A cultural history of the largest British film company of the 1970s
Electrical and Musical Industries Ltd, more commonly known via its initials EMI, was formed in the 1930s through a merger of the Gramophone Company and Columbia. It would become a leading player in the international music industry, opening recording studios at Abbey Road in 1931 which eventually would host some of EMI’s most commercially successful acts, including Cliff Richard, the Beatles and Pink Floyd.
However, the company’s entertainment and leisure interests extended far beyond the popular music genre with which it is most regularly associated and, from 1969 to its eventual demise in 1986, EMI’s films division would produce many of the key works of 1970s and 1980s British cinema - including popular family dramas like 'The Railway Children' (Lionel Jeffries, 1970) through to critically acclaimed arthouse successes like 'Britannia Hospital' (Lindsay Anderson, 1982).
Despite this, EMI’s role in these productions has been recorded only marginally, as footnotes in general histories of British cinema.

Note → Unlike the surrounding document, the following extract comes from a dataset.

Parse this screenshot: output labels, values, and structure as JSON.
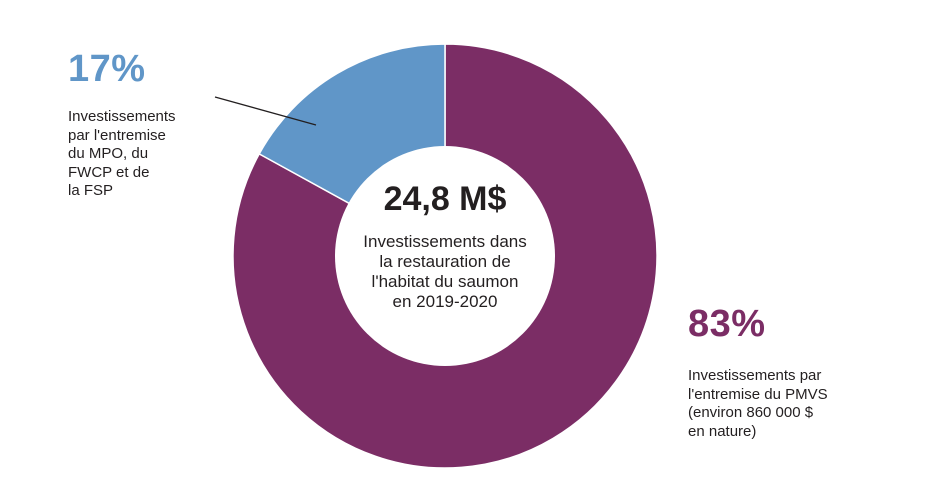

The reasons for this critical neglect raise important questions about the processes involved in the creation of cultural canons and the definition of national culture.
This project argues that EMI’s amorphous nature as a transnational film company has led to its omission from this history and makes it an ideal subject to challenge the critical consensus on the 1970s British film industry, that it was chaotic, unfashionable and not really worthy of scholarly attention.
The three-year project produced a thorough historical overview of the company’s film releases, based on research material held by the Margaret Herrick Library in Los Angeles (the private papers of EMI’s first Head of Film Production, the actor-director Bryan Forbes), through to the collections of producers that EMI worked with (held by the Bill Douglas Cinema Museum) and its various battles with the UK film censors (at the British Board of Film Classification).
It led to the publication of the first book-length critical study of the company, ‘EMI Films and the Limits of British Cinema’ (Palgrave Macmillan, 2018), a special issue of the Journal of British Cinema and Television, and a video essay on the company’s representation of the 1970s British home.